In Armenteira, wo ich eigentlich nur ein Kloster mit Herberge erwartet hatte, gab es doch einen ganzen Ort, unter anderem mit einer großen Gaststätte gleich am Klostertor. Da war nachmittags um drei schon ziemlich Betrieb. Das Kloster scheint ein gut besuchter Ausflugsort zu sein, denn neben den Pilgern mit und ohne Rucksack saßen da auch einige Familien, die offenbar einen Tagesausflug gemacht haben.

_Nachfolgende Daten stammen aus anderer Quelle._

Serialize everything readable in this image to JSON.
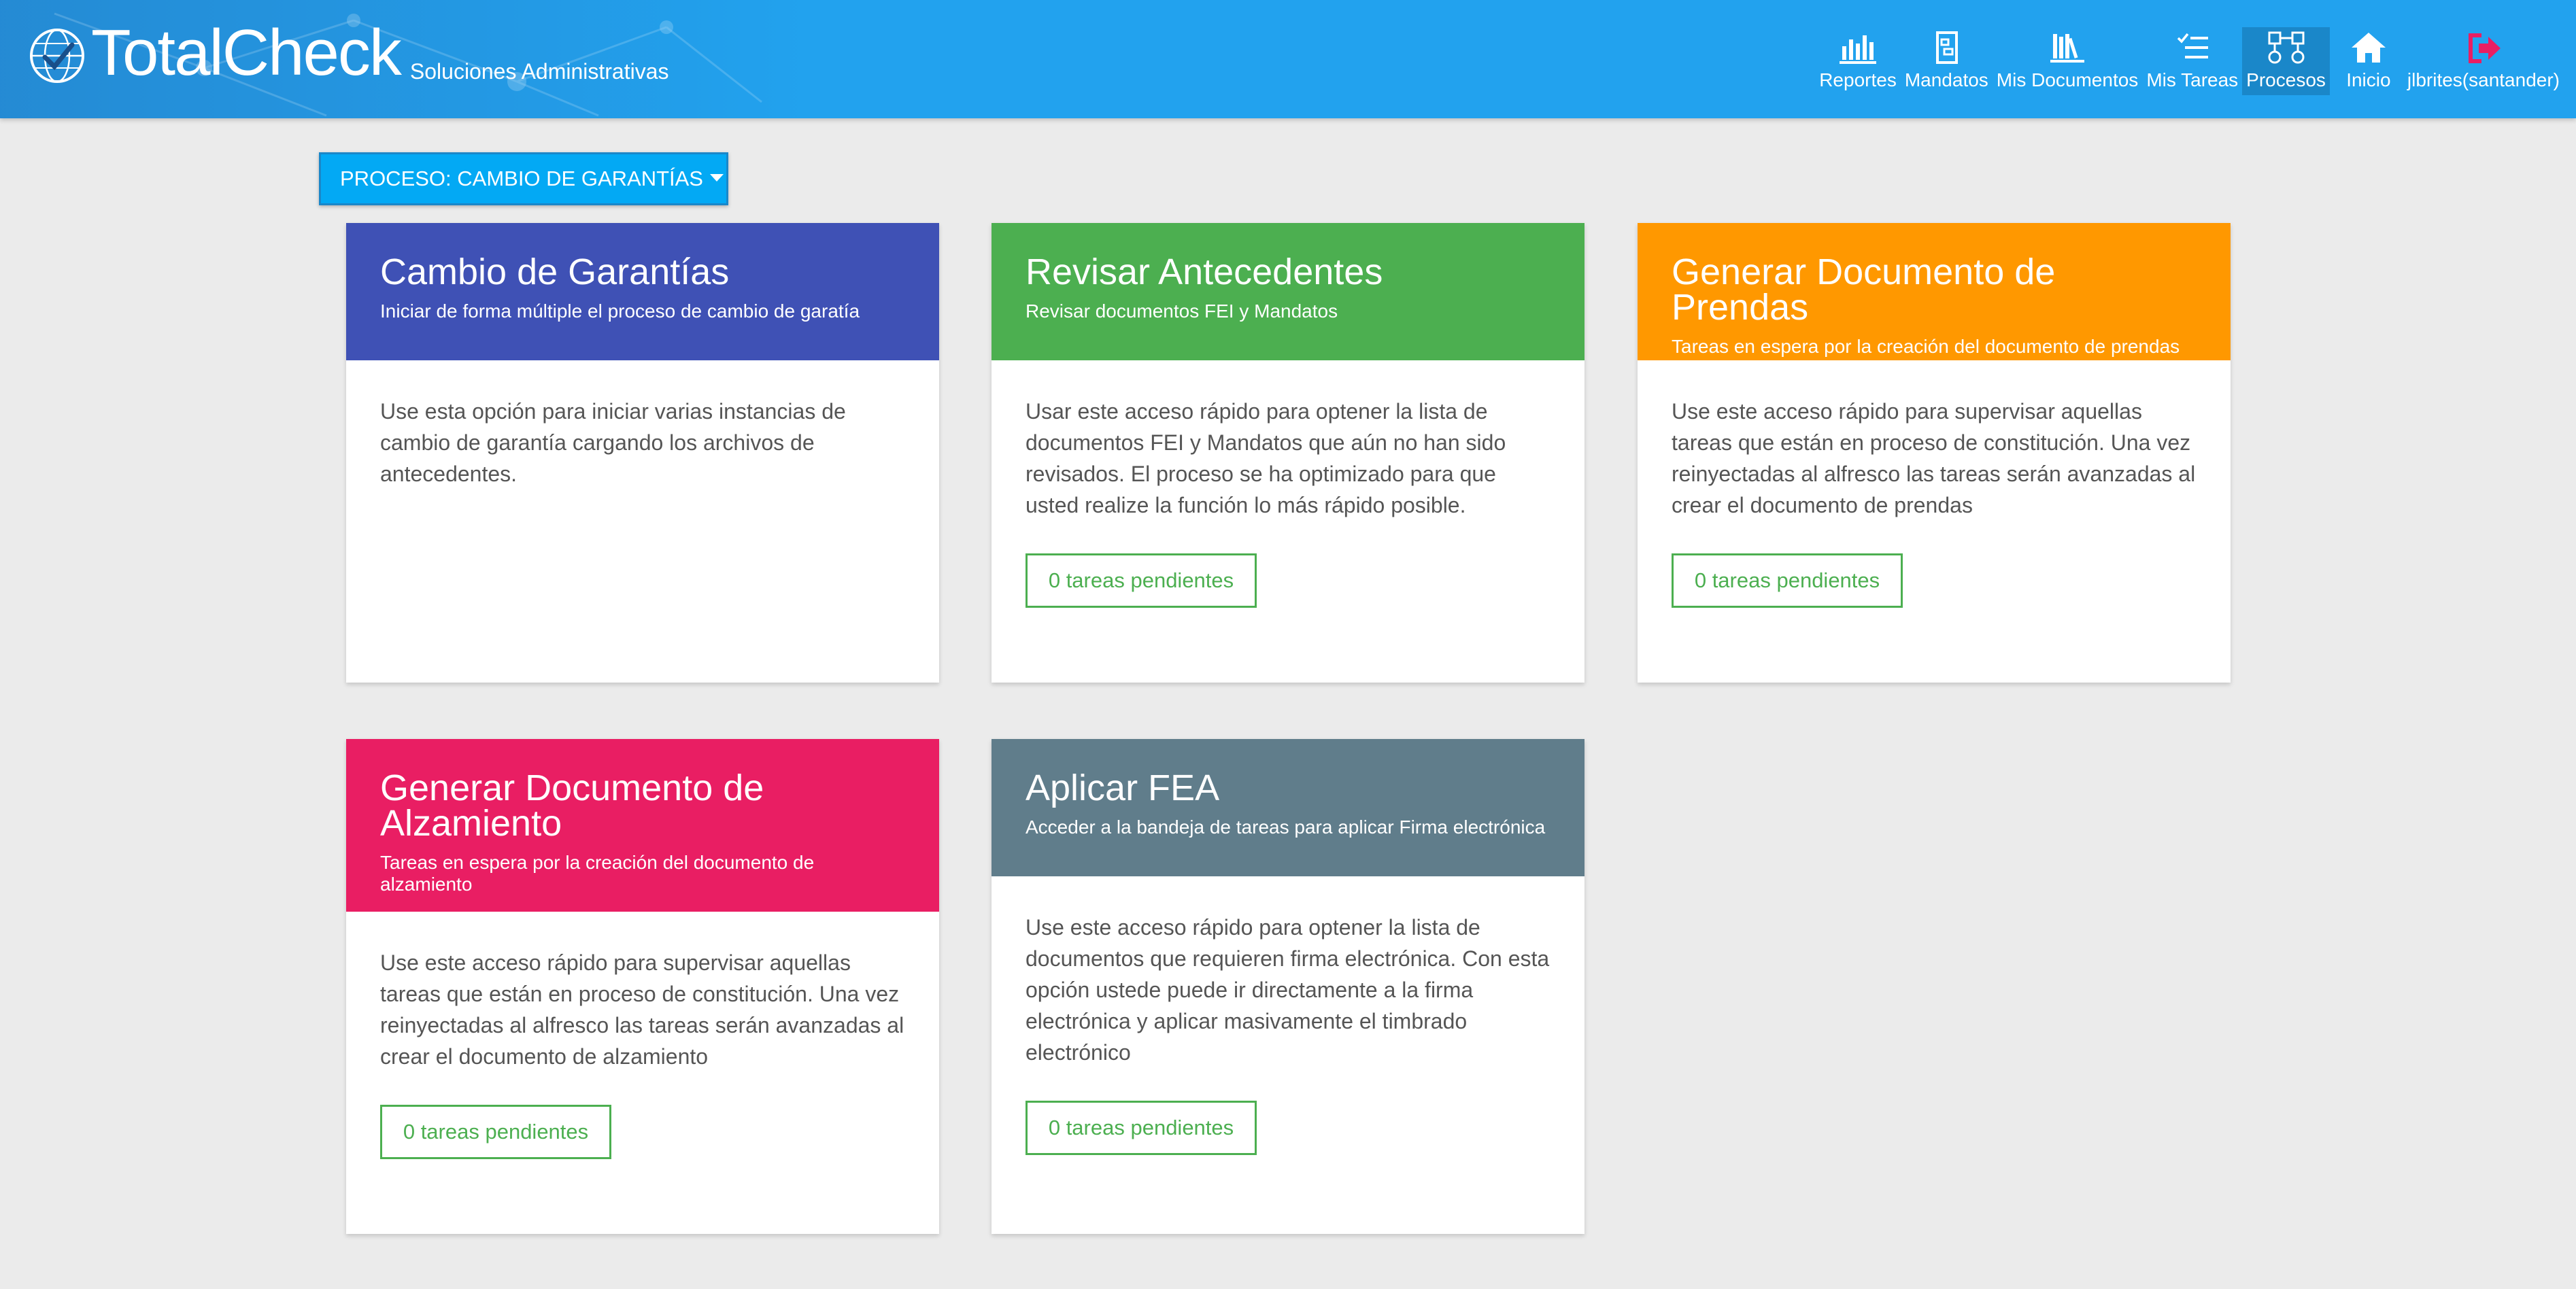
{
  "brand": {
    "name": "TotalCheck",
    "tagline": "Soluciones Administrativas"
  },
  "nav": [
    {
      "label": "Reportes",
      "icon": "bar-chart-icon"
    },
    {
      "label": "Mandatos",
      "icon": "document-icon"
    },
    {
      "label": "Mis Documentos",
      "icon": "books-icon"
    },
    {
      "label": "Mis Tareas",
      "icon": "task-list-icon"
    },
    {
      "label": "Procesos",
      "icon": "process-flow-icon",
      "active": true
    },
    {
      "label": "Inicio",
      "icon": "home-icon"
    },
    {
      "label": "jlbrites(santander)",
      "icon": "logout-icon"
    }
  ],
  "process_selector": {
    "label": "PROCESO: CAMBIO DE GARANTÍAS"
  },
  "cards": [
    {
      "title": "Cambio de Garantías",
      "subtitle": "Iniciar de forma múltiple el proceso de cambio de garatía",
      "body": "Use esta opción para iniciar varias instancias de cambio de garantía cargando los archivos de antecedentes.",
      "color": "#3f51b5"
    },
    {
      "title": "Revisar Antecedentes",
      "subtitle": "Revisar documentos FEI y Mandatos",
      "body": "Usar este acceso rápido para optener la lista de documentos FEI y Mandatos que aún no han sido revisados. El proceso se ha optimizado para que usted realize la función lo más rápido posible.",
      "button": "0 tareas pendientes",
      "color": "#4caf50"
    },
    {
      "title": "Generar Documento de Prendas",
      "subtitle": "Tareas en espera por la creación del documento de prendas",
      "body": "Use este acceso rápido para supervisar aquellas tareas que están en proceso de constitución. Una vez reinyectadas al alfresco las tareas serán avanzadas al crear el documento de prendas",
      "button": "0 tareas pendientes",
      "color": "#ff9800"
    },
    {
      "title": "Generar Documento de Alzamiento",
      "subtitle": "Tareas en espera por la creación del documento de alzamiento",
      "body": "Use este acceso rápido para supervisar aquellas tareas que están en proceso de constitución. Una vez reinyectadas al alfresco las tareas serán avanzadas al crear el documento de alzamiento",
      "button": "0 tareas pendientes",
      "color": "#e91e63"
    },
    {
      "title": "Aplicar FEA",
      "subtitle": "Acceder a la bandeja de tareas para aplicar Firma electrónica",
      "body": "Use este acceso rápido para optener la lista de documentos que requieren firma electrónica. Con esta opción ustede puede ir directamente a la firma electrónica y aplicar masivamente el timbrado electrónico",
      "button": "0 tareas pendientes",
      "color": "#607d8b"
    }
  ],
  "colors": {
    "header": "#22a2ee",
    "accent": "#03a9f4",
    "pending": "#4caf50",
    "logout": "#e91e63"
  }
}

Außer meiner Herberge muss es hier noch diverse andere Unterkünfte geben - mindestens ein Hotel und ein zum Kloster gehöriges Gästehaus. Meine Herberge ist eine kommunale, die gar nichts mit dem Kloster zu schaffen hat und auch ganz am anderen Ende des Ortes liegt. Anders als in „municipalen“ Herbergen üblich, konnte man hier allerdings reservieren und es gibt eine auch mit Tellern und Besteck ausgestattete Küche. Und eine Deutsch sprechende Hospitalera - in Deutschland geboren, Vater Deutscher und Mutter Spanierin aus dieser Gegend.

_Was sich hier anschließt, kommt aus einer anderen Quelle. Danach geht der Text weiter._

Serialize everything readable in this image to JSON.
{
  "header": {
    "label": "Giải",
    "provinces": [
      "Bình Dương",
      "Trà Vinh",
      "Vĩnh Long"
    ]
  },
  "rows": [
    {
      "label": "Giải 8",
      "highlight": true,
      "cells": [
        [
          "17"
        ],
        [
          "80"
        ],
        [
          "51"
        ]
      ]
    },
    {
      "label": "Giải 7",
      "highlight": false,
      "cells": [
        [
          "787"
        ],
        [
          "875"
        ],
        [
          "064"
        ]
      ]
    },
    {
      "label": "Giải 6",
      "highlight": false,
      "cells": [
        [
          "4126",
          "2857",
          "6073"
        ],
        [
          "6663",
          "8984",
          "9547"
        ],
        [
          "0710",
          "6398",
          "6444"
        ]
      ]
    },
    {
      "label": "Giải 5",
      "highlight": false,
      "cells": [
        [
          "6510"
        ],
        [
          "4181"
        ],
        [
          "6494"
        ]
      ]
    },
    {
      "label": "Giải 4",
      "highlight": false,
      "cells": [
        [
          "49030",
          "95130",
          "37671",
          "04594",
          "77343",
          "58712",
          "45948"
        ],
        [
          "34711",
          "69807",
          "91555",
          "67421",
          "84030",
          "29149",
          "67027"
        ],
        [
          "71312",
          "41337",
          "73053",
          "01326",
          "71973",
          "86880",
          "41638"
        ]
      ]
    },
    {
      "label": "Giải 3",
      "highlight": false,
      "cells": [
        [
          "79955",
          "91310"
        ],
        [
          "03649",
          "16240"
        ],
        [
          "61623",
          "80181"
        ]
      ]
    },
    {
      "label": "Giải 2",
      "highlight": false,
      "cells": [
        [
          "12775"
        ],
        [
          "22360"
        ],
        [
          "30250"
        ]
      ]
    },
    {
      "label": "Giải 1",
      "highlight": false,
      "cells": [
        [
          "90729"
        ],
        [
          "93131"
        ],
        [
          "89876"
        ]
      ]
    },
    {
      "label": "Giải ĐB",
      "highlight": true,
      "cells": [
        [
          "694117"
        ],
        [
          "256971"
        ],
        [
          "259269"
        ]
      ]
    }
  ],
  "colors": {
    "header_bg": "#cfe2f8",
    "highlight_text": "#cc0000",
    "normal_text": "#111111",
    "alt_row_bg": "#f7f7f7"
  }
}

Da es im Ort keine Einkaufsmöglichkeit gibt, ist es ein Segen, dass in der Herberge Getränke-, Snack- und Kaffeeautomaten stehen. Nur ist der Getränkeautomat bedauerlicher­weise nicht so bestückt, wie ich mir das wünschen würde, weshalb der Gang in die Gaststätte unausweichlich ist. Leider weiß dort die Bedienung die vielen Gäste zwar zu nutzen, aber nicht zu schätzen. Eine Kellnerin (vielleicht sogar die Besitzerin) hat zwar ein großes „Smile“ auf dem T-Shirt zu stehen, kann aber offenbar vorm Spiegel stehend keine Spiegelschrift lesen, denn die läuft mit einem Gesicht herum, als ob jemand hinter ihr mit der Peitsche knallt. An den reichlich mit Asiaten besetzten Tischen stört das niemand, die löffeln und schlürfen alles, was der Atlantik an Meeresfrüchten her gibt und offenbar im Pazifik nicht zu finden ist. Damit man sie auch ohne Gepäck als Pilger erkennt, haben einige ein blaues T-Shirt mit gelber Muschel und der Aufschrift „Camino Portugues“ an. Der Rest wird das T-Shirt in Santiago vor der Kathedrale überziehen. Ob die Japaner oder Koreaner zu Fuß übern Berg hierhergekommen sind, weiß ich nicht. Ich glaube es nicht. Wie schon gesagt, sind hier wenige auf dem Weg unterwegs, und jene, die ich gesehen habe, sahen wie „echte“ Pilger aus und haben ihren Kram auf dem Rücken mit sich rumgeschleppt. Hier sind keine Abiklassen auf Abschlussfahrt, keine Tupperfreundinnen und keine lärmenden Kegelklubs unterwegs. Da macht es Spaß zu laufen. Ich freue mich schon auf morgen, auch weil es dann nur bergab geht.